Uganda’s debt projected to hit Shs130 trillion, CSOs raise alarm
ParrotsugJune 10, 2026Read original
By Leonard Kamugisha Akida, KAMPALACivil Society Organisations (CSOs) have called for responsible borrowing, transparency and accountability in public debt management as Uganda’s debt burden continues to rise.
The call was made on Wednesday during the launch of the Freedom from Debt Campaign in Uganda at the Civil Society Budget Advocacy Group (CSBAG) offices in Ntinda, Kampala.
The organisations said Uganda’s public debt stood at Shs94.9 trillion as of December 2025 and is projected to rise to Shs130 trillion in the financial year 2026/27.
They warned that increasing debt servicing obligations could limit the government’s ability to respond to development priorities and economic shocks.
“Uganda’s debt-to-GDP ratio has increased from approximately 46.6% in FY2023/24 to above 50%, approaching levels that require careful management to preserve fiscal sustainability and macroeconomic stability,” the CSOs said.
They added that rising debt obligations expose the country to exchange rate fluctuations, interest rate shocks, refinancing risks and revenue uncertainties.
According to the CSOs, the growing cost of servicing debt is competing with funding for key public services.
In the next financial year, government is projected to spend Shs33.6 trillion on debt servicing compared to Shs13.5 trillion for human capital development, Shs2.26 trillion for agro-industrialisation and about Shs2.5 trillion for wealth creation programmes.
Julius Mukunda, the executive director of CSBAG, said Uganda needs fair borrowing terms and should reduce dependence on debt.
“If you are borrowing externally at 8%, and the same market is providing loans to other countries at less than 3%, that is already unfair for a country like Uganda,” Mukunda said.
He said borrowed money should be used for productive investments such as roads, schools and other projects that improve citizens’ welfare.
“We can reduce debt dependence by ensuring that the current debt we have acquired delivers the things we want,” he said.
Henry Magala, the country director of AHF Uganda Cares, said the campaign is not against borrowing but is aimed at promoting prudent debt management.
“The campaign is not against borrowing. It is a call for social justice, equity, responsible borrowing, transparency, accountability and prudent debt management,” Magala said.

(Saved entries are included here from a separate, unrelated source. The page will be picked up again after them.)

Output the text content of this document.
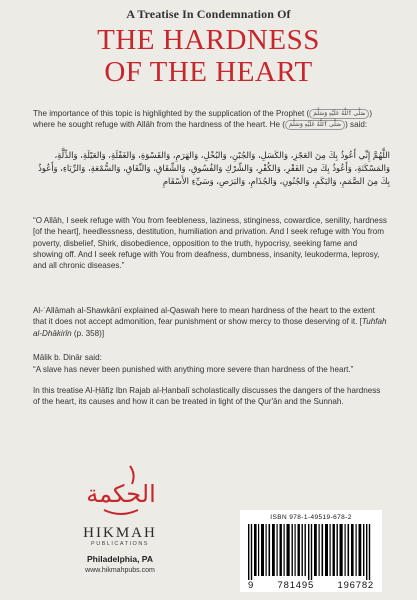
A Treatise In Condemnation Of
THE HARDNESS
OF THE HEART

The importance of this topic is highlighted by the supplication of the Prophet ( صَلَّى ٱللَّهُ عَلَيْهِ وَسَلَّمَ ) where he sought refuge with Allāh from the hardness of the heart. He ( صَلَّى ٱللَّهُ عَلَيْهِ وَسَلَّمَ ) said:

اللَّهُمَّ إِنِّي أَعُوذُ بِكَ مِنَ العَجْزِ، وَالكَسَلِ، وَالجُبْنِ، وَالبُخْلِ، وَالهَرَمِ، وَالقَسْوَةِ، وَالغَفْلَةِ، وَالعَيْلَةِ، وَالذِّلَّةِ، وَالمَسْكَنَةِ، وَأَعُوذُ بِكَ مِنَ الفَقْرِ، وَالكُفْرِ، وَالشِّرْكِ وَالفُسُوقِ، وَالشِّقَاقِ، وَالنِّفَاقِ، وَالسُّمْعَةِ، وَالرِّيَاءِ، وَأَعُوذُ بِكَ مِنَ الصَّمَمِ، وَالبَكَمِ، وَالجُنُونِ، وَالجُذَامِ، وَالبَرَصِ، وَسَيِّءِ الأَسْقَامِ

“O Allāh, I seek refuge with You from feebleness, laziness, stinginess, cowardice, senility, hardness [of the heart], heedlessness, destitution, humiliation and privation. And I seek refuge with You from poverty, disbelief, Shirk, disobedience, opposition to the truth, hypocrisy, seeking fame and showing off. And I seek refuge with You from deafness, dumbness, insanity, leukoderma, leprosy, and all chronic diseases.”

Al-ʿAllāmah al-Shawkānī explained al-Qaswah here to mean hardness of the heart to the extent that it does not accept admonition, fear punishment or show mercy to those deserving of it. [Tuhfah al-Dhākirīn (p. 358)]

Mālik b. Dinār said:

“A slave has never been punished with anything more severe than hardness of the heart.”

In this treatise Al-Ḥāfiẓ Ibn Rajab al-Ḥanbalī scholastically discusses the dangers of the hardness of the heart, its causes and how it can be treated in light of the Qur'ān and the Sunnah.

الحكمة
HIKMAH
PUBLICATIONS
Philadelphia, PA
www.hikmahpubs.com
ISBN 978-1-49519-678-2
9 781495 196782
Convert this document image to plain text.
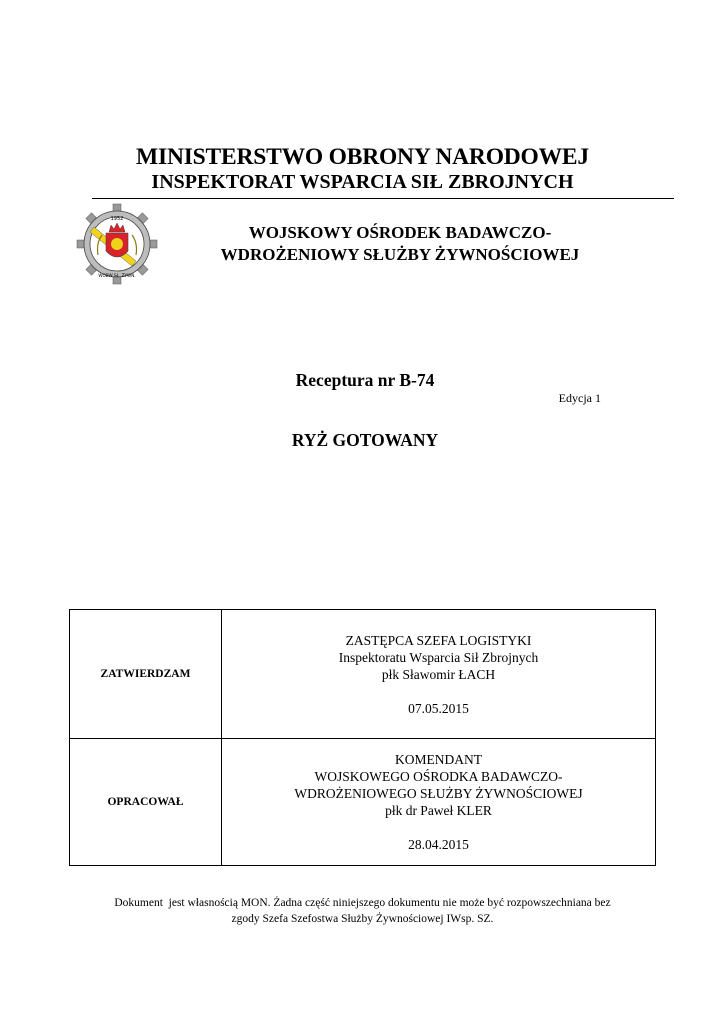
MINISTERSTWO OBRONY NARODOWEJ
INSPEKTORAT WSPARCIA SIŁ ZBROJNYCH
1952
WOBW SŁ. ŻYWN.
WOJSKOWY OŚRODEK BADAWCZO-
WDROŻENIOWY SŁUŻBY ŻYWNOŚCIOWEJ
Receptura nr B-74
Edycja 1
RYŻ GOTOWANY
ZATWIERDZAM
ZASTĘPCA SZEFA LOGISTYKI
Inspektoratu Wsparcia Sił Zbrojnych
płk Sławomir ŁACH
07.05.2015
OPRACOWAŁ
KOMENDANT
WOJSKOWEGO OŚRODKA BADAWCZO-
WDROŻENIOWEGO SŁUŻBY ŻYWNOŚCIOWEJ
płk dr Paweł KLER
28.04.2015
Dokument  jest własnością MON. Żadna część niniejszego dokumentu nie może być rozpowszechniana bez
zgody Szefa Szefostwa Służby Żywnościowej IWsp. SZ.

He said borrowed funds must generate meaningful development outcomes in sectors such as healthcare, education, agriculture, social protection and employment creation.
Hilda Tumuhe, a representative from SEATINI Uganda said Uganda’s debt is not by accident, but called for innovative financing approaches to strengthen public debt management.
She said Uganda can reduce debt dependence by addressing inefficiencies in government spending.
“Some expenses like unnecessary travel, memberships and other costs can be reduced. We can reduce debt dependence by being efficient,” Naigaga said.
The CSOs also called for reforms in the global borrowing system, arguing that developing countries should access loans under fairer terms.
They said the current sovereign debt system places a heavier burden on developing countries while benefiting private creditors and wealthy nations.
“We want a better market where if Uganda goes to borrow, it can borrow under almost the same terms as other countries. That is very critical,” Mukunda said.